Perda BTS Di Kota Pekan Baru Mendesak Dibuat

Perda BTS Di Kota Pekan Baru Mendesak Dibuat
 
Pengamat tata kota Mardianto Manan mengatakan Pemerintah Kota Pekanbaru perlu membuat sebuah peraturan daerah (Perda) untuk menertibkan pembangunan menara jaringan telekomunikasi BTS (base transceiver station).

"Sejauh ini saya belum pernah liat ada Perda mengenai aturan mendirikan menara BTS, padahal Pekanbaru sebagai kota metropolitan yang maju sangat perlu ada perangkat hukum agar jangan sampai kota ini penuh jadi hutan BTS," kata Mardianto Manan pada Antara di Pekanbaru, seperti dikutip metroterkini.com Senin (25/3/13).

Tambahnya, selama ini perizinan mengenai mendirikan BTS merupakan kewenangan dari Dinas Perhubungan Kota Pekanbaru, sedangkan izin untuk lokasinya berada di Dinas Tata Kota.

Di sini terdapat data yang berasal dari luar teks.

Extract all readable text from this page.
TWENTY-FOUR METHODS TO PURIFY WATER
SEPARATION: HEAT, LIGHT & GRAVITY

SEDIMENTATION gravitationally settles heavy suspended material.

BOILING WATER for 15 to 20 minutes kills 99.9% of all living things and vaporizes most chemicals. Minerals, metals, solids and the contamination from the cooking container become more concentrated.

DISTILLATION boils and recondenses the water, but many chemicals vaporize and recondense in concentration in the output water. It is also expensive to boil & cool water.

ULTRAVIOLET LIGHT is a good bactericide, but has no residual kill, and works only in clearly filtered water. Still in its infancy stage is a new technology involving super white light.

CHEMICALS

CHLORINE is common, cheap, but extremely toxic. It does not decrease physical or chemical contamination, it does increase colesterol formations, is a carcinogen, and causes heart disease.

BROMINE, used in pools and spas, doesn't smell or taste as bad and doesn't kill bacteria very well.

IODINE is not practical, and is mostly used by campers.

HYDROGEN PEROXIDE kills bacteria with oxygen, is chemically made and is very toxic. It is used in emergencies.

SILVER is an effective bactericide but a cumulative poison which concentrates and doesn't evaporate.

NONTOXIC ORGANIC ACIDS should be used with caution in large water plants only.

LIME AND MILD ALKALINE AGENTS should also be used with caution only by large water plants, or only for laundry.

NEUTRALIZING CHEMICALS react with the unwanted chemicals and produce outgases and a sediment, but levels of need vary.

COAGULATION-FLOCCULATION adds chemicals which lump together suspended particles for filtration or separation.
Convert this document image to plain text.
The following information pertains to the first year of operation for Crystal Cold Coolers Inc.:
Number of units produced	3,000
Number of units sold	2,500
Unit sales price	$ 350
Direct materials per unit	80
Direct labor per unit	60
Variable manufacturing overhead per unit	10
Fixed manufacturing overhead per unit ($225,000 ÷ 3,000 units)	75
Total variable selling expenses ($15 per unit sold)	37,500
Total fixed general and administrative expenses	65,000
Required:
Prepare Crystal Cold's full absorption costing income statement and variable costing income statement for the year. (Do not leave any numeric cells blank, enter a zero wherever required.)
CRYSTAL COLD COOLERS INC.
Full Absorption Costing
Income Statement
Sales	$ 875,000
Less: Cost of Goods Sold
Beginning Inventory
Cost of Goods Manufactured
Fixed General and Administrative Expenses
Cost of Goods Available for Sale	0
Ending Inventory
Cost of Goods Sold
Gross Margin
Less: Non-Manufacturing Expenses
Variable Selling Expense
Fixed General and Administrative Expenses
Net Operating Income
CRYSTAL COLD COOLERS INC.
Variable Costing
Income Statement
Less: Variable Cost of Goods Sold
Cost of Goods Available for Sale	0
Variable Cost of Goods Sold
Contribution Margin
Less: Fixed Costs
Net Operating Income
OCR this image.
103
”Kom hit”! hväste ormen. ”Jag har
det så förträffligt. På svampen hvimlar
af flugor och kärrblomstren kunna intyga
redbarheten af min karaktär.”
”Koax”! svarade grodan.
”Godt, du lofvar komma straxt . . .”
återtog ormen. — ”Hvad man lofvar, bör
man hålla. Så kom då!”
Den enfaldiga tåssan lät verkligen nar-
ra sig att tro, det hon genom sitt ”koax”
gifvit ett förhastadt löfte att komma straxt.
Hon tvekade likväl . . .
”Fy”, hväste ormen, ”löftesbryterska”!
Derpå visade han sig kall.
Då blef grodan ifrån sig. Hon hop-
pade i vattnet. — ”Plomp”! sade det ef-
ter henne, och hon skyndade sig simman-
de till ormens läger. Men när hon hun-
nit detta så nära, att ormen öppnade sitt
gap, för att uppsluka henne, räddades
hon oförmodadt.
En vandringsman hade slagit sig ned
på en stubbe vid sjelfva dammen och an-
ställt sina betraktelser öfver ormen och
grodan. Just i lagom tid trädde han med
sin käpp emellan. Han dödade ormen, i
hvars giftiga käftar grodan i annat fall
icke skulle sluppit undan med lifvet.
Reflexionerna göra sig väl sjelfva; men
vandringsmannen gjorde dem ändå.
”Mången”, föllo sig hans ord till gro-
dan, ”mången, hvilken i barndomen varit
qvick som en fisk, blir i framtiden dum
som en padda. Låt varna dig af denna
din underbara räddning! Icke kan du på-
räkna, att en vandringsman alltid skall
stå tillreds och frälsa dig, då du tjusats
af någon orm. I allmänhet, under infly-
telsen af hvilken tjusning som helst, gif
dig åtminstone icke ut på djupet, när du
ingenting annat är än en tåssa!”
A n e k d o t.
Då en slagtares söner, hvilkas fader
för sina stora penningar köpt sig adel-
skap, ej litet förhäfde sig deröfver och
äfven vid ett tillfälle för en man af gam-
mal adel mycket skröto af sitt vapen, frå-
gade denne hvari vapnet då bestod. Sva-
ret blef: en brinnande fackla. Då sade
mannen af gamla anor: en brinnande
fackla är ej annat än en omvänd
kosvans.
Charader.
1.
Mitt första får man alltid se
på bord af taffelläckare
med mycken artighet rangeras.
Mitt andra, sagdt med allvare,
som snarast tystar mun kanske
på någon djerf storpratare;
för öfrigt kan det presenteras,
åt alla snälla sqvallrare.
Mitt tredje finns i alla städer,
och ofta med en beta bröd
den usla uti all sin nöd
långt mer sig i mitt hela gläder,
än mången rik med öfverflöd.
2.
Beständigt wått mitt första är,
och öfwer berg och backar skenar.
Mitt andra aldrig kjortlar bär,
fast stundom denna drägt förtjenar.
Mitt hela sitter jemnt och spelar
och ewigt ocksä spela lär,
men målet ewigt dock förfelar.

Namun, dalam pelaksanaannya ia belum pernah melihat ada aturan yang tegas dan jelas tentang pendirian menara besi tersebut.

Padahal, perusahaan operator seluler sudah banyak beroperasi di Pekanbaru dan mendirikan ratusan BTS hingga ke tengah permukiman masyarakat.

"Karena pendirian menara BTS tidak boleh sembarangan, butuh izin dari warga setempat. Kalau ada gangguan mengenai radiasi, gangguan frekuensi radio dan apabila tiba-tiba menara roboh, itu harus bisa diatur secara jelas dan warga berhak menggugat apabila keberadaan menara menimbulkan kerugian," katanya.

Ia mengatakan, perusahaan juga harus memiliki etika ketika mendirikan BTS dekat dengan permukiman yakni perlu secara rutin mengontrolnya agar tidak menimbulkan kerugian yang tidak diingikan terhadap warga sekitar.

Keluhan masyarakat terkait keberadaan menara BTS dipermukiwan warga diungkapkan oleh Ketua Karang Taruna Kelurahan Rejosari Widde Munadir. Ia mengatakan, sejak dibangun dua BTS di belakang Masjid Almuawanah di Jalan Swadaya RT03/RW 11 Kelurahan Rejosari Kecamatan Tenayan Raya, pihak perusahaan operator tidak ada mencantumkan nomor telepon di bangunan itu, apalagi sangat jarang petugas melakukan kontrol terhadapnya.

Akibatnya, ketika terjadi insiden yang tidak diinginkan dari BTS itu membuat warga kebingungan kepada siapa harus mengadu. Insiden terakhir adalah saat alarm dari menara BTS yang disebut warga milik operator Telkomsel meraung dan mengganggu kenyamanan warga sekitar. Warga tidak bisa menghubungi pihak terkait sehingga bunyi alarm yang terus berbunyi keras selama empat hari nonstop.

"Bahkan saat proses pembangunan, teknisi mereka semaunya saja kerja pada malam hari hingga dinihari tanpa memberikan surat tertulis keterangan ke RT dan masyarakat tempatan," keluhnya.

Lemahnya pengawasan seperti aksi pencurian terhadap barang-barang di BTS, juga kerap membuat warga repot diintograsi oleh kepolisian.

"Sudah dua kali kejadian di menara yang sama, sebelumnya genset tower Telkomsel terbakar, warga tidak tahu harus melapor ke teknisinya dan akhirnya warga hubungi pemadam kebakaran," katanya.

"Kejadian ke dua baru-baru ini alarm berbunyi sampai empat hari, dan seharusnya pihak operator mengucapkan permintaan maaf kepada warga melalui seluruh media massa karena mengganggu kenyamanan warga dan jamaah masjid," lanjut Widde.

Karena itu, ia meminta Pemerintah Kota Pekanbaru yang memberi izin mendirikan BTS untuk mengevaluasi keberadaan menara BTS yang bermasalah dilingkungan warga.

"Kalau bisa beri tindakan keras, cabut izin menara BTS tersebut," katanya.

Secara terpisah, Public Relation Telkomsel Pekanbaru Ayu Hayrani menyatakan bantahannya bahwa menara BTS yang mengakibatkan gangguan terhadap warga Kelurahan Rejosari bukan milik perusahaan itu. Menurut dia, menara BTS tersebut bukan milik Telkomsel melainkan milik Flexi.

"Kita taunya juga karena tim kita langsung ke lapangan," kata Ayu Hayrani melalui pesan singkat telepon seluler.